# "Forgiven" Memorial Day Tournament



## MSViking (Oct 11, 2007)

Team Forgiven fished the MBGFC Memorial Day Tournament this past weekend. Crew was my sister, her son , my daughter and myself. After reviewing Hilton’s , Terrafin and a Roff’s we decided to fish an area approximately 20 miles southeast of the Spur. Left out around 10 PM Friday night and returned to Sportsman’s at 7:30 PM Sunday evening, spending the night out Saturday night. The water in our chosen area looked great, seas were near perfect the entire weekend. My daughter, Jamie quickly caught a small dolphin, then around noon we hooked a billfish on our long rigger. Fish put on an awesome aerial display near the boat then dumped about 1/3 of reel and started going airborne again about 300 yards out! After maybe 20 min we had what I thought was a rat blue along side the boat. The dorsal fin had been cut by the line making it hard to tell, I was convinced it was a rat blue. Long story short the MBGFC judge thought otherwise and scored it as a white, I have no doubt he has seen a lot more of them than me, so no worries, it was Zack’s first billfish. Had a wahoo cut us off near a floating log later in day and that was it. We spent night out in same area in glass conditions. Trolled entire next day with nothing more to show. Conditions had changed a good bit overnight with the lines having moved as well as broken up. All and all we had an awesome weekend on the water. MBGFC puts on a great tournament!! Top boat took home just over $130,000! Over $700,00 was wagered in the event! Just under 500 registered anglers, 41 billfish caught.


Jamie fighting her Mahi









Her small Mahi









Zack fighting the marlin


























You can see the "pointed" dorsal here, which is why I thought rat blue









Celebrating









Great looking water!
















Monday morning after a good nights sleep in a bed!









Robert


I will post a brief video later.


----------



## sniper (Oct 3, 2007)

WOW those are some great pictures!!! Nice post.


----------



## xyzzy (Oct 26, 2008)

That's a white Marlin, not a blue.


----------



## JoeyWelch (Sep 25, 2009)

Looks like alot of fun Robert. A whole weekend of it too. Thanks for sharing.

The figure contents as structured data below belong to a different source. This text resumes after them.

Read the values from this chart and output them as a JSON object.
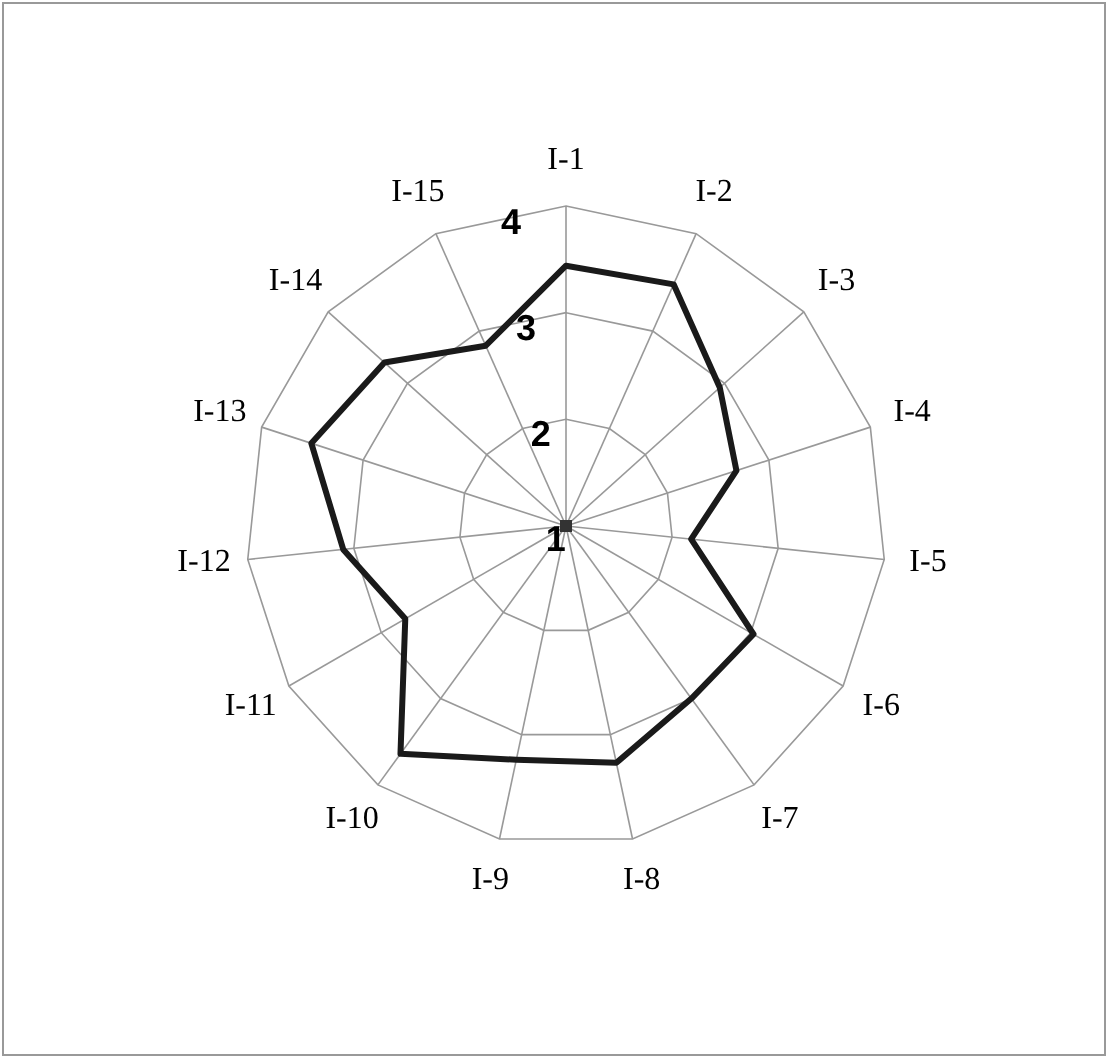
{
  "chart_data": {
    "type": "radar",
    "categories": [
      "I-1",
      "I-2",
      "I-3",
      "I-4",
      "I-5",
      "I-6",
      "I-7",
      "I-8",
      "I-9",
      "I-10",
      "I-11",
      "I-12",
      "I-13",
      "I-14",
      "I-15"
    ],
    "series": [
      {
        "color": "#1a1a1a",
        "values": [
          3.44,
          3.48,
          2.94,
          2.68,
          2.18,
          3.03,
          3.0,
          3.27,
          3.24,
          3.64,
          2.74,
          3.1,
          3.51,
          3.29,
          2.85
        ]
      }
    ],
    "ylim": [
      1,
      4
    ],
    "yticks": [
      1,
      2,
      3,
      4
    ],
    "grid": true,
    "marker": "none",
    "line_style": "solid"
  }
}
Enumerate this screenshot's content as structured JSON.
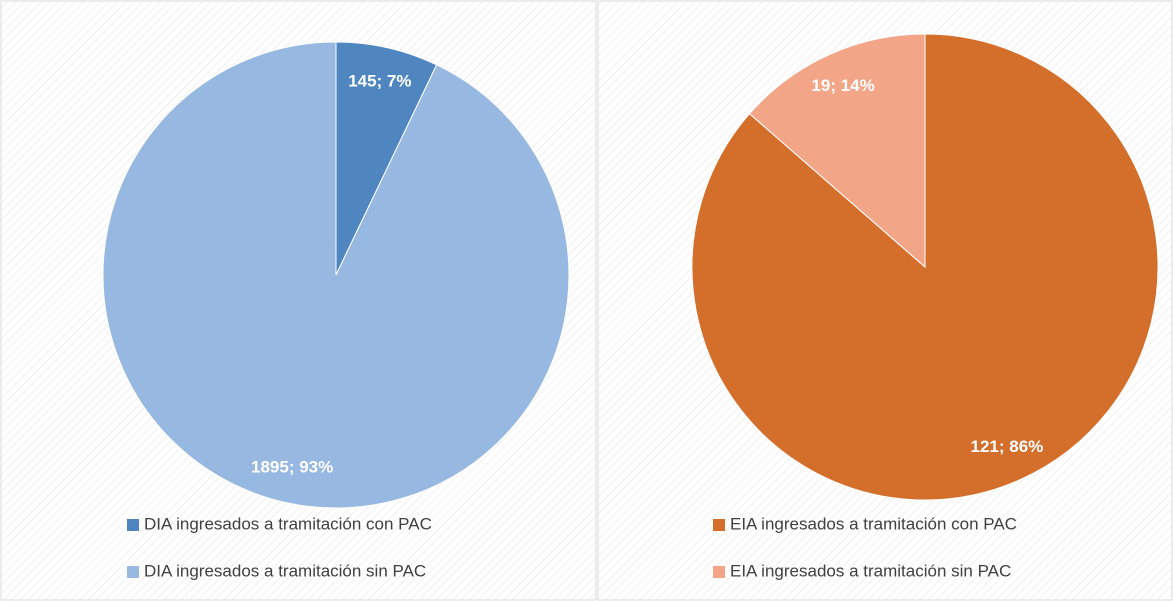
{
  "chart_data": [
    {
      "type": "pie",
      "categories": [
        "DIA ingresados a tramitación con PAC",
        "DIA ingresados a tramitación sin PAC"
      ],
      "values": [
        145,
        1895
      ],
      "value_labels": [
        "145; 7%",
        "1895; 93%"
      ],
      "colors": [
        "#4f86bf",
        "#97b8e0"
      ]
    },
    {
      "type": "pie",
      "categories": [
        "EIA ingresados a tramitación con PAC",
        "EIA ingresados a tramitación sin PAC"
      ],
      "values": [
        121,
        19
      ],
      "value_labels": [
        "121; 86%",
        "19; 14%"
      ],
      "colors": [
        "#d46e2b",
        "#f2a687"
      ]
    }
  ]
}
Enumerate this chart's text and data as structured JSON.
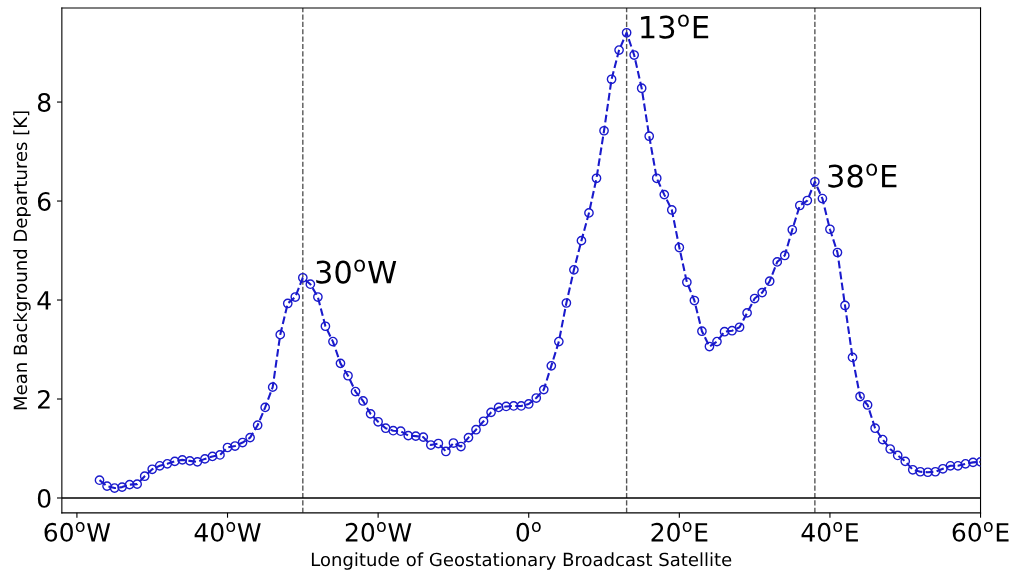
{
  "chart_data": {
    "type": "line",
    "xlabel": "Longitude of Geostationary Broadcast Satellite",
    "ylabel": "Mean Background Departures [K]",
    "xlim": [
      -62,
      60
    ],
    "ylim": [
      -0.3,
      9.9
    ],
    "xticks": [
      {
        "value": -60,
        "label": "60$^{o}$W"
      },
      {
        "value": -40,
        "label": "40$^{o}$W"
      },
      {
        "value": -20,
        "label": "20$^{o}$W"
      },
      {
        "value": 0,
        "label": "0$^{o}$"
      },
      {
        "value": 20,
        "label": "20$^{o}$E"
      },
      {
        "value": 40,
        "label": "40$^{o}$E"
      },
      {
        "value": 60,
        "label": "60$^{o}$E"
      }
    ],
    "yticks": [
      0,
      2,
      4,
      6,
      8
    ],
    "x": [
      -57,
      -56,
      -55,
      -54,
      -53,
      -52,
      -51,
      -50,
      -49,
      -48,
      -47,
      -46,
      -45,
      -44,
      -43,
      -42,
      -41,
      -40,
      -39,
      -38,
      -37,
      -36,
      -35,
      -34,
      -33,
      -32,
      -31,
      -30,
      -29,
      -28,
      -27,
      -26,
      -25,
      -24,
      -23,
      -22,
      -21,
      -20,
      -19,
      -18,
      -17,
      -16,
      -15,
      -14,
      -13,
      -12,
      -11,
      -10,
      -9,
      -8,
      -7,
      -6,
      -5,
      -4,
      -3,
      -2,
      -1,
      0,
      1,
      2,
      3,
      4,
      5,
      6,
      7,
      8,
      9,
      10,
      11,
      12,
      13,
      14,
      15,
      16,
      17,
      18,
      19,
      20,
      21,
      22,
      23,
      24,
      25,
      26,
      27,
      28,
      29,
      30,
      31,
      32,
      33,
      34,
      35,
      36,
      37,
      38,
      39,
      40,
      41,
      42,
      43,
      44,
      45,
      46,
      47,
      48,
      49,
      50,
      51,
      52,
      53,
      54,
      55,
      56,
      57,
      58,
      59,
      60
    ],
    "series": [
      {
        "color": "#1a1acc",
        "marker": "circle",
        "line_style": "dashed",
        "values": [
          0.36,
          0.24,
          0.2,
          0.22,
          0.27,
          0.28,
          0.44,
          0.58,
          0.65,
          0.69,
          0.74,
          0.77,
          0.75,
          0.73,
          0.79,
          0.84,
          0.87,
          1.02,
          1.05,
          1.12,
          1.22,
          1.47,
          1.83,
          2.24,
          3.3,
          3.93,
          4.06,
          4.45,
          4.32,
          4.06,
          3.47,
          3.16,
          2.72,
          2.47,
          2.15,
          1.96,
          1.7,
          1.54,
          1.41,
          1.36,
          1.35,
          1.26,
          1.25,
          1.23,
          1.07,
          1.1,
          0.94,
          1.11,
          1.04,
          1.22,
          1.38,
          1.55,
          1.73,
          1.83,
          1.85,
          1.86,
          1.86,
          1.9,
          2.02,
          2.19,
          2.67,
          3.16,
          3.94,
          4.61,
          5.2,
          5.76,
          6.46,
          7.42,
          8.46,
          9.05,
          9.4,
          8.95,
          8.28,
          7.31,
          6.46,
          6.13,
          5.82,
          5.06,
          4.36,
          3.99,
          3.37,
          3.06,
          3.16,
          3.36,
          3.38,
          3.45,
          3.74,
          4.03,
          4.15,
          4.38,
          4.77,
          4.9,
          5.42,
          5.91,
          6.01,
          6.39,
          6.05,
          5.43,
          4.96,
          3.89,
          2.84,
          2.05,
          1.88,
          1.41,
          1.18,
          0.99,
          0.86,
          0.74,
          0.57,
          0.53,
          0.52,
          0.53,
          0.59,
          0.65,
          0.65,
          0.69,
          0.72,
          0.73
        ]
      }
    ],
    "ref_lines": [
      {
        "axis": "x",
        "value": -30,
        "color": "#555555",
        "line_style": "dashed"
      },
      {
        "axis": "x",
        "value": 13,
        "color": "#555555",
        "line_style": "dashed"
      },
      {
        "axis": "x",
        "value": 38,
        "color": "#555555",
        "line_style": "dashed"
      },
      {
        "axis": "y",
        "value": 0,
        "color": "#000000",
        "line_style": "solid"
      }
    ],
    "annotations": [
      {
        "text": "30$^{o}$W",
        "x": -30,
        "y": 4.45
      },
      {
        "text": "13$^{o}$E",
        "x": 13,
        "y": 9.4
      },
      {
        "text": "38$^{o}$E",
        "x": 38,
        "y": 6.39
      }
    ],
    "grid": false,
    "legend": false
  }
}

That may have been you that passed me Friday night out around the Elbow. The timing sounds about right.


----------



## MSViking (Oct 11, 2007)

Agreed, it was a white, I was confused as well as caught up in excitement, we have alwAys keyed in pointed vs rounded dorsal fin as key feature the line turned a rounded dorsal into a nice pointy one! Oh well, we will get one next time!


----------



## Downtime2 (Sep 27, 2007)

Looks like ya'll had a good time Robert. Nice report and sweet pics!!


----------



## Instant Karma (Oct 9, 2007)

Looks like you had a great time!!!


----------



## daddytime (Oct 1, 2007)

Thanks for the report, looking forward to more of them!!!


----------



## superchicken (Jan 9, 2010)

Awesome job team Forgiven, I have waited all day on your report, biggest white I bet....thats a huge white. Glad to see smiles on the kids face! Nice job Z man, proud of you! Trained Monkey looks happy as well!


----------



## Water Spout II (Feb 26, 2009)

Can someone paste a summary of the tourney?


----------



## sail7seas (Oct 2, 2007)

nice report. must have been nice to be out there all weekend. looks like a great time.


----------



## cobe killer (Apr 13, 2008)

loved the report!! good job on the white!!!


----------



## Fortmorgan (Jun 21, 2009)

*MBGFC Tourney--Great White Marlin*

Great Report with Pics--I felt like I was on the boat with ya!!!:thumbup:

A report like this is what drives me to become a better 

"Bluewater Fisherman"--fantastic trip


----------



## Lil' Ti (Feb 16, 2009)

Looks like you all had a great trip. Congrats and thanks for sharing.


----------



## Xiphius (Oct 10, 2007)

Robert, I was the video judge, and your son was great to work with on the video replay. Very enthusiastic and stoked for his fish. I had at least four blues turned white so don't feel bad, there were some big whites roaming around. Congrats on the fish, i know your son worked his tail off on that one!


----------



## MSViking (Oct 11, 2007)

Xi: thanks for the kind words! (it was my nephew, not son, but we are one big happy family!) My hat goes off to you and MBGFC for putting on such an outstanding tournament! My entire family from wife down to daughters love the events! We just about have to draw straws to see who our anglers are each tournament!

Robert


----------



## DISANTO (Oct 1, 2007)

Love seeing the family out there with you. Keep it up!! Congrats on the bill!


----------